The key structure uses sessionId as the primary scoping mechanism. Multiple runs within the same session share state.

Key Structure

The store uses a separated key structure for efficient atomic operations:

{prefix}:session:{sessionId}                      -> HASH (main state)
{prefix}:session:messages:{sessionId}             -> LIST (messages)
{prefix}:session:subsession:ids:{sessionId}       -> SET (sub-session IDs)
{prefix}:session:subsession:{sessionId}:{subId}   -> HASH (sub-session details)
{prefix}:session:customstate:{sessionId}          -> HASH (scalar custom state)
{prefix}:session:customstate:arraykeys:{sessionId} -> SET (array field names)
{prefix}:session:customstate:list:{sessionId}:{field} -> LIST (array fields)

Basic Operations

typescript
// Create a session
await stateStore.createSession('session-123', { agentType: 'my-agent' });

// Load state (reconstitutes from multiple keys)
const state = await stateStore.loadState('session-123');

// Save state (updates existing session)
await stateStore.saveState('session-123', state);

// Delete session (removes all related keys)
await stateStore.deleteSession('session-123');

Atomic Operations

These operations are safe for concurrent access:

typescript
// Append messages - uses RPUSH (atomic)
await stateStore.appendMessages('session-123', [{ role: 'assistant', content: 'Hello!' }]);

// Merge custom state - applies StepWrites ops atomically
await stateStore.mergeCustomState('run-123', {
  ops: [
    { kind: 'replace', key: 'count', value: 5 }, // Scalar: HSET
    { kind: 'append', key: 'items', items: ['new'] }, // Array: RPUSH (append)
    { kind: 'replace', key: 'replaced', value: [1, 2] }, // Full replacement
  ],
  warnings: [],
});

// Update status - uses HSET
await stateStore.updateStatus('run-123', 'completed');

// Increment step count - uses HINCRBY (atomic)
const newCount = await stateStore.incrementStepCount('run-123');

Atomic Write (saveStateAndPromoteStaging)

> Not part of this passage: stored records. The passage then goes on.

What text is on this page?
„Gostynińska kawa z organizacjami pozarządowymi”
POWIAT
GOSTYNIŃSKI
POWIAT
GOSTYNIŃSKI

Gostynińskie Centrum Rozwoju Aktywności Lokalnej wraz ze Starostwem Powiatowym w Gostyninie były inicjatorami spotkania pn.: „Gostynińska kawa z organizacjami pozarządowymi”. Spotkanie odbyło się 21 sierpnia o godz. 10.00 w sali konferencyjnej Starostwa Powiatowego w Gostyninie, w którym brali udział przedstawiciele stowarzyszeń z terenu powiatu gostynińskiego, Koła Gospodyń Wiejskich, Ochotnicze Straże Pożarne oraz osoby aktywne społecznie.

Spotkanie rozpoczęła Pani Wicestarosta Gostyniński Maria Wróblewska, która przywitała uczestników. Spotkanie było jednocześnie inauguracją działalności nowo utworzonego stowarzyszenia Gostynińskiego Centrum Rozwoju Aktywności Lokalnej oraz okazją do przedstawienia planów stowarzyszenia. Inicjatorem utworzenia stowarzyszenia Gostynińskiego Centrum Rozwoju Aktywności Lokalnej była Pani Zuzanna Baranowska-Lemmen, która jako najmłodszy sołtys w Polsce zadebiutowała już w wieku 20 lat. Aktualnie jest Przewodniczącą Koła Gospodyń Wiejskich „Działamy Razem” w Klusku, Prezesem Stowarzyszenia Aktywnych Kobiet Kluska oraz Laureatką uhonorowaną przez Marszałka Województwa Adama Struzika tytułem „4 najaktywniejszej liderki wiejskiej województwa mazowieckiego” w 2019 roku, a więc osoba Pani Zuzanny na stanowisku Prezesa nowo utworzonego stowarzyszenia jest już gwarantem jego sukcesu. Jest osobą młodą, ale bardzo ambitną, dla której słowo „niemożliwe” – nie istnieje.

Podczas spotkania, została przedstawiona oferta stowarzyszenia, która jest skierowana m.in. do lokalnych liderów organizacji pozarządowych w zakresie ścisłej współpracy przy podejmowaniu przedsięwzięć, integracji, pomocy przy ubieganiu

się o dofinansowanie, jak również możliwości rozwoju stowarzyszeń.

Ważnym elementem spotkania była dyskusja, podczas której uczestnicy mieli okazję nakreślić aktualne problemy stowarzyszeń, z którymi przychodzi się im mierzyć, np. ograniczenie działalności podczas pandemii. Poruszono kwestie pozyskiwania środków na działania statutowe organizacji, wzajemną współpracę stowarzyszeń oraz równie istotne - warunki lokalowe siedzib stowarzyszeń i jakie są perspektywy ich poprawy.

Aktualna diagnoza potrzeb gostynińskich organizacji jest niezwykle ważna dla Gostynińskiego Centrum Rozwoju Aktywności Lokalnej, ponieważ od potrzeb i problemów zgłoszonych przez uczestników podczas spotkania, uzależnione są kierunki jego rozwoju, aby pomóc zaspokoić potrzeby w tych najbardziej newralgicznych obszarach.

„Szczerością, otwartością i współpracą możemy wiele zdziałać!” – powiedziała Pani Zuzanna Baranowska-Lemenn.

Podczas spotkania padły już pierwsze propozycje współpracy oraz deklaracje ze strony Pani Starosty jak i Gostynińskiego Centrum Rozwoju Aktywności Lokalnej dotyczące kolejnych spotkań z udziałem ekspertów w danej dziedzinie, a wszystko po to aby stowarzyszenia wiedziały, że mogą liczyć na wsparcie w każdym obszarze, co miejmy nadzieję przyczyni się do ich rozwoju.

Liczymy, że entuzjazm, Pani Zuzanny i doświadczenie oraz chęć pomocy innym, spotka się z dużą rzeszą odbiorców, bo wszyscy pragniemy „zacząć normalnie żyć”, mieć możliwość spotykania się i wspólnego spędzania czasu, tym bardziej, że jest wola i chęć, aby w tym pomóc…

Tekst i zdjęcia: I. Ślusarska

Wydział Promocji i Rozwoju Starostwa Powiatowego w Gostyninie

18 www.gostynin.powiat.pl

The v7 atomic write primitive is implemented as a server-side Lua script (EVAL-loaded once, then EVALSHA-cached). The script executes the message append, state hash update, staging promotion, and checkpoint creation as a single atomic Redis operation — there is no client-side compensating-write window.

typescript
// Single round-trip, fully atomic on the server
await stateStore.saveStateAndPromoteStaging(
  sessionId,
  newState,
  pendingMessages,
  { stepId: 'step-7', stepCount: 7, streamSequence: 142 },
  { expectedVersion: state.version }
);

This satisfies cross-runtime invariant C-1: pendingClientToolCalls, clientToolCallOwnership, completed phase-1 messages, the checkpoint, and suspendedStepId all become visible together. Redis 6+ is required (already the documented minimum).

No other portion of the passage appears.